Am nächsten Morgen machten er und ich uns zu Fuß nach dem »Admiral Benbow« auf den Weg, und da fand ich meine Mutter in guter Gesundheit und Laune. Der Kaptein, der uns so lange zur Last gewesen war, war an einen Ort gegangen, von wo aus die Bösen keinen Menschen mehr ärgern können. Der Squire hatte alles wieder instand setzen lassen, die Schenkstube und das Wirtsschild waren auf seine Kosten frisch gemalt, und er hatte auch einigen neuen Hausrat besorgt – vor allen Dingen einen schönen Lehnstuhl für Mutter im Zapfraum. Außerdem hatte er ihr einen Lehrjungen geschickt, so daß sie während meiner Abwesenheit nicht ohne Hilfe war.
Als ich diesen Jungen sah, begriff ich zum ersten Male meine Lage. Bis dahin hatte ich immer nur an die Abenteuer gedacht, die mir bevorstanden, niemals an die Heimat, die ich verließ. Und als ich jetzt diesen tölpelhaften fremden Jungen sah, der an meiner Statt bei meiner Mutter bleiben sollte, da weinte ich zum erstenmal heiße Tränen. Ich fürchte, ich habe den Jungen behandelt wie einen Hund; denn da er mit der ihm neuen Arbeit nicht Bescheid wußte, so hatte ich hundert Anlässe, ihn zurechtzuweisen und auszuschelten, und ich ließ mir diese Gelegenheiten nicht entgehen.
Die Nacht verging, und am nächsten Tage nach dem Mittagessen machten Redruth und ich uns wieder auf den Weg. Ich nahm Abschied von Mutter und von der Bucht, an deren Strand ich seit meiner Geburt gelebt hatte, und von dem lieben alten »Admiral Benbow« – der mir allerdings, seitdem er frisch gemalt war, nicht mehr ganz so lieb war. Einer meiner letzten Gedanken galt dem Kaptein, der so oft mit seinem dreieckigen Hut, dem Säbelschmiß auf der Backe und mit seinem alten Messingfernrohr den Strand entlang gegangen war. Im nächsten Augenblick waren wir um die Ecke gebogen, und mein Elternhaus lag hinter mir.

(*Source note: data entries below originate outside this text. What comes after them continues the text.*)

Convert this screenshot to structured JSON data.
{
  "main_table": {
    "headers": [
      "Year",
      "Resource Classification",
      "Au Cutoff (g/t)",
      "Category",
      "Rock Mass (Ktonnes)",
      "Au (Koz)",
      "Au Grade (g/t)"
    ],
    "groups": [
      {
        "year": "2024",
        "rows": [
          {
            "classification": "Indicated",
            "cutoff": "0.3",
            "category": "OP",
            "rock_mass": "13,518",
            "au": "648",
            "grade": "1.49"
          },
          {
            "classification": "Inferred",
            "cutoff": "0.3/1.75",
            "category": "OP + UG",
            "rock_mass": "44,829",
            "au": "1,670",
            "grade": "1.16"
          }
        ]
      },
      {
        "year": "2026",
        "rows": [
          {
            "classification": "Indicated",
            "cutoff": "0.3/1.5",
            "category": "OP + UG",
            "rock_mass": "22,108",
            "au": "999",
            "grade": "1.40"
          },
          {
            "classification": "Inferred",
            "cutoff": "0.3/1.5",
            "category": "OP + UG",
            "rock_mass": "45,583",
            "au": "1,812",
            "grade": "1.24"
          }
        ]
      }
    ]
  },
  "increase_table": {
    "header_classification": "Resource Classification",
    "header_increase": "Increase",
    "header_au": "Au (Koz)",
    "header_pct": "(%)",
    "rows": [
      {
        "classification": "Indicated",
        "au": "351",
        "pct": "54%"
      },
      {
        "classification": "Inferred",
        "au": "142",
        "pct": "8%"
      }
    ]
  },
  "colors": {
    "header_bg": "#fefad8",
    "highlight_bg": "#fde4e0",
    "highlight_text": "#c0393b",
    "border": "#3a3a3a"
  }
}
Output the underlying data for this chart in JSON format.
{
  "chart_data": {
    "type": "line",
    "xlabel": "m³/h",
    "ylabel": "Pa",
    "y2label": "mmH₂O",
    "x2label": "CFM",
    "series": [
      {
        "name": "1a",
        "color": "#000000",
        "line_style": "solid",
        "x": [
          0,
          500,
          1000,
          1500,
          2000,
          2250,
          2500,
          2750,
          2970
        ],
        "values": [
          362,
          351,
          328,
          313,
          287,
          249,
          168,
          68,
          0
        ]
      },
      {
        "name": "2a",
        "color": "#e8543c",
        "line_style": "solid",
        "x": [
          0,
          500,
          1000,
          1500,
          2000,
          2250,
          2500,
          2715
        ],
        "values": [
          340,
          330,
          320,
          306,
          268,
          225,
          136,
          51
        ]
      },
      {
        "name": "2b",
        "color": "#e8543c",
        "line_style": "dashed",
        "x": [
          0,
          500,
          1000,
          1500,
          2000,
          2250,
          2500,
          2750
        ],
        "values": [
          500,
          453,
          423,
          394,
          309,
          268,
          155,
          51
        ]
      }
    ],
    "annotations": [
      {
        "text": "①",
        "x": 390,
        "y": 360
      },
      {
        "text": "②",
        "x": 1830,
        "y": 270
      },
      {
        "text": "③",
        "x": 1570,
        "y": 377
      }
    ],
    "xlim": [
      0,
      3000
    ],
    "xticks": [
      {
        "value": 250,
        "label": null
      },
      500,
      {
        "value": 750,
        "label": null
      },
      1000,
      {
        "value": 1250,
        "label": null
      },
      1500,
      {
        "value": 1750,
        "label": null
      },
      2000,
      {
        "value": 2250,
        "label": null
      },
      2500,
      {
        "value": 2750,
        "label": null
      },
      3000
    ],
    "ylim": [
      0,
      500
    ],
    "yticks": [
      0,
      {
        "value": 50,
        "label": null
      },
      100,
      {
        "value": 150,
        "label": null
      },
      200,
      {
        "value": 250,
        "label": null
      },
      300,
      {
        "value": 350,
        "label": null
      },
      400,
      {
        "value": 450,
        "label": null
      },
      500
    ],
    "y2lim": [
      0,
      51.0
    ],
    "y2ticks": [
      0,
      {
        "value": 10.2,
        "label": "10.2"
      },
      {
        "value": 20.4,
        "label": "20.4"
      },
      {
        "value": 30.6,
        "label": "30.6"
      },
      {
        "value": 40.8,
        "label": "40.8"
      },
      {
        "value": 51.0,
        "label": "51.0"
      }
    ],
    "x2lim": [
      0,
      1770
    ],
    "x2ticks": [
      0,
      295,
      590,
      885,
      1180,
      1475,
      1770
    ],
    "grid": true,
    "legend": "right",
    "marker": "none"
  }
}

In der Dämmerung nahm die Postkutsche uns beim »Royal George« auf. Ich war zwischen Redruth und einen dicken alten Herrn eingeklemmt, und trotz der schnellen Fahrt und der kalten Nachtluft muß ich gleich von Anfang an öfters eingenickt sein, schließlich aber auf der Fahrt über Berg und Tal wie ein Stück Holz geschlafen haben; denn von dem häufigen Pferdewechsel habe ich nichts gemerkt, und ich wurde schließlich von einem Rippenstoß aufgeweckt. Und als ich die Augen aufschlug, fand ich, daß wir vor einem großen Gebäude in der Straße einer Stadt hielten, und daß es schon seit langer Zeit heller Tag war.
»Wo sind wir?« fragte ich.
»Bristol,« sagte Tom, »steig aus.«
Herr Trelawney wohnte in einem Gasthof ganz unten am Dock, um die Arbeiten an seinem Schoner beaufsichtigen zu können. Dorthin hatten wir nun zu gehen, und unser Weg führte zu meinem großen Entzücken an den Kargen vorbei, wo ich eine große Menge Schiffe von allen Größen und Takelungen und Nationen sah.